Sontoloyo! Mahasiswa Ini Bikin Laporan Palsu Demi Kelabui Ortu, Ujungnya Pahit

Kamis, 20 Juli 2023 – 21:32 WIB
Kapolresta Bandung Kombes Kusworo Wibowo bertanya pada tersangka YS terkait tindakannya membuat laporan palsu pembegalan, Mapolresta Bandung, Soreang, Kabupaten Bandung, Kamis (20/7/2023). (ANTARA/HO Polresta Bandung)

jpnn.com, KABUPATEN BANDUNG - Seorang mahasiswa berinisial YS (21) di Kabupaten Bandung dibui setelah nekat membuat laporan palsu ke polisi lantaran terlilit pinjaman online (pinjol).

Mirisnya lagi, YS membuat laporan palsu itu untuk mengelabui orang tuanya.

BACA JUGA: Seorang Mahasiswi di Aceh Menyimpan Sabu-Sabu Sebanyak Ini, Edan

Kapolresta Bandung Kombes Kusworo Wibowo menyebut tersangka YS merekayasa sebuah kasus pembegalan dan memosisikan diri sebagai korban.

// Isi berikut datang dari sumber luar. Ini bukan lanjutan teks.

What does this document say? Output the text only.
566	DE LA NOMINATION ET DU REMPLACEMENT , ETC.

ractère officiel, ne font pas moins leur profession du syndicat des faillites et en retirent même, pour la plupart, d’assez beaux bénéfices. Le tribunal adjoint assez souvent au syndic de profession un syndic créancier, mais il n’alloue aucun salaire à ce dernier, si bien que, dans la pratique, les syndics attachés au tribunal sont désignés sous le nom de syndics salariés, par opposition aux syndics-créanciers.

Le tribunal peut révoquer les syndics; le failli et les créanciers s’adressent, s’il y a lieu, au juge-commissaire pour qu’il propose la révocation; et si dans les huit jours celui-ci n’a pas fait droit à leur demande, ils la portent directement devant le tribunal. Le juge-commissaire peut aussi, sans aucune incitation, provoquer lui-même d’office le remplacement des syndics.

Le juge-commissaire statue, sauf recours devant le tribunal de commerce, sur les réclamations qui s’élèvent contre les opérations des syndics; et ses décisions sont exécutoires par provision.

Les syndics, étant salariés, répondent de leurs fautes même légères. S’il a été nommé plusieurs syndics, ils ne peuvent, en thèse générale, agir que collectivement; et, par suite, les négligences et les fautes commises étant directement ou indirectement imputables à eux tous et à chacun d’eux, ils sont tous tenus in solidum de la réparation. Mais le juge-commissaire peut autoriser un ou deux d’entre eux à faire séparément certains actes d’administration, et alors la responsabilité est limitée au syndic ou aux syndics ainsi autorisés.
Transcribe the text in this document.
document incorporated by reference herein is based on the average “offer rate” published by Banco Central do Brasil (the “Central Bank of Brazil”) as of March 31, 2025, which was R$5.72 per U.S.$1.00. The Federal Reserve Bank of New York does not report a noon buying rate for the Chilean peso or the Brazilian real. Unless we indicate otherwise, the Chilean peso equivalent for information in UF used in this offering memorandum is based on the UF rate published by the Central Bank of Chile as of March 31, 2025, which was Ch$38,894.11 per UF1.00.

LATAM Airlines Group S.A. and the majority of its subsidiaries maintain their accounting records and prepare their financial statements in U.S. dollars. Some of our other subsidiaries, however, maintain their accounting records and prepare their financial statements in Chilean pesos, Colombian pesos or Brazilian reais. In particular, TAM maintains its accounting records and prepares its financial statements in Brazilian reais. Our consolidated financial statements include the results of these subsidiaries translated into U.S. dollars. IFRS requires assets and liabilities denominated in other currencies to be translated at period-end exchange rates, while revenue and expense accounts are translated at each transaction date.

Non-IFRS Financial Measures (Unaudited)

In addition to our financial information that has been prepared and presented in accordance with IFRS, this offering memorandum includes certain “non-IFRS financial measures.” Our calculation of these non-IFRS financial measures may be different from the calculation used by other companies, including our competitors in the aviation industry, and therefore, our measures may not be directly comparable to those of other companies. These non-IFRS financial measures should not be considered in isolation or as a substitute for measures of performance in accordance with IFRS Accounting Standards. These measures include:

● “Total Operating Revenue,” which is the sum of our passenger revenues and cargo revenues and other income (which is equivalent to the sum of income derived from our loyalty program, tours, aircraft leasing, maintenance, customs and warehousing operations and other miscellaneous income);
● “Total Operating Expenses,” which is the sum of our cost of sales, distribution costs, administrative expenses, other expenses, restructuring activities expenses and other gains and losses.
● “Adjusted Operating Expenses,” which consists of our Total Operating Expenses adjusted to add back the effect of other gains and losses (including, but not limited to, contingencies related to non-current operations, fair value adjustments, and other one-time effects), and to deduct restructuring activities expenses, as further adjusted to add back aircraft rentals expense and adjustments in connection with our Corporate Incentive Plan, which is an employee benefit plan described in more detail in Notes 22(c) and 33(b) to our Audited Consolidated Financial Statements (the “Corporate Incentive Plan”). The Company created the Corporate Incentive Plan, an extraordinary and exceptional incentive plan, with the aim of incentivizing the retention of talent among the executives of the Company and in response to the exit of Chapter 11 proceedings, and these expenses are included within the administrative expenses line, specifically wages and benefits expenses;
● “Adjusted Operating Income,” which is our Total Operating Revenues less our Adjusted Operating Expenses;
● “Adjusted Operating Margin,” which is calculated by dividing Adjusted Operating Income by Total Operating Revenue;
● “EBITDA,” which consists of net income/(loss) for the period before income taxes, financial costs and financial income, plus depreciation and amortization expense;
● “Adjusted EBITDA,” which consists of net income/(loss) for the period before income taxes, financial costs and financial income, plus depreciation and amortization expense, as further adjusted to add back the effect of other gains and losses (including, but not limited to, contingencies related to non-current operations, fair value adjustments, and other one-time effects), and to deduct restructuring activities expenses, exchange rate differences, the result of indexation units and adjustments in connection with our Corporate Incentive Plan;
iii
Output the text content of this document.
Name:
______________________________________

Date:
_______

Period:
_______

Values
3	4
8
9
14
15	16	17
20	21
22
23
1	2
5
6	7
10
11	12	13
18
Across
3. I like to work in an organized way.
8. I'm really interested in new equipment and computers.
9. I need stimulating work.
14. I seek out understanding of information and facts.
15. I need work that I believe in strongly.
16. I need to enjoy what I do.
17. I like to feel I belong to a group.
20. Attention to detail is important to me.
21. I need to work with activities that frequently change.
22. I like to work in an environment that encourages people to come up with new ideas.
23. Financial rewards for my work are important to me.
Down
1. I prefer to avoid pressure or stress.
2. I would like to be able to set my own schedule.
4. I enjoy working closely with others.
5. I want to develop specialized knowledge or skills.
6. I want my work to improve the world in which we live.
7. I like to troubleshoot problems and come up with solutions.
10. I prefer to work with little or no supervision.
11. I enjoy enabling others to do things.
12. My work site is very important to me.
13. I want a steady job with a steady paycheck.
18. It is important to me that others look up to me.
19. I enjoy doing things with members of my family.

Laporan palsu itu terungkap setelah polisi melakukan pendalaman. Di mana, YS merekayasa kasus guna menghindar dari masalah yang dihadapinya.

BACA JUGA: Budiman Sudjatmiko Temui Prabowo, Elite PDIP Bereaksi, Tunggu Saja

"Laporan palsu ini karena tersangka memiliki hutang dan laptopnya ini digadaikan," ujar Kombes Kusworo di Mapolresta Bandung, Soreang, Kabupaten Bandung, Kamis (20/7).

Skenario Kasus Pembegalan

Dia menjelaskan pada 12 Juli 2023, YS seharusnya melunasi utangnya. Namun, karena tidak ada uang, tersangka membuat skenario laporan palsu adanya tindak pidana pembegalan.

BACA JUGA: Polisi Tangkap Pembunuh Sopir Taksi Online di Bekasi, Pelaku Ternyata

"Sebenarnya tidak ada (pembegalan, red)," lanjut perwira menengah Polri itu.

Awalnya YS datang ke Polsek Cangkuang pada Kamis ini untuk melaporkan dirinya telah menjadi korban begal.

Dalam laporannya, YS mengatakan dia dibegal pada 18 Juli 2023 jam 23.00 WIB, di Jalan Raya Naggerang, Desa Nagrak, Kecamatan Cangkuang.

Dari skenario yang dibuat YS, malam itu dia didatangi tiga pemotor dan dikalungi celurit dan golok.

Lalu, pelaku begal memintanya menyerahkan isi tas, jika tidak dia bakal dihabisi. Sehingga, YS menyerahkan laptop kepada para pelaku begal.

Polisi Menemukan Kejanggalan

Laporan YS itu lantas didalami oleh tim Reskrim Polsek Cangkuang dan Polresta Bandung, tetapi polisi menemukan kejanggalan.

Intinya, dari penyelidikan yang dicocokkan dengan keterangan saksi alibi dan sarana teknologi informasi, disimpulkan tidak ada tersangka yang disebut oleh pelapor.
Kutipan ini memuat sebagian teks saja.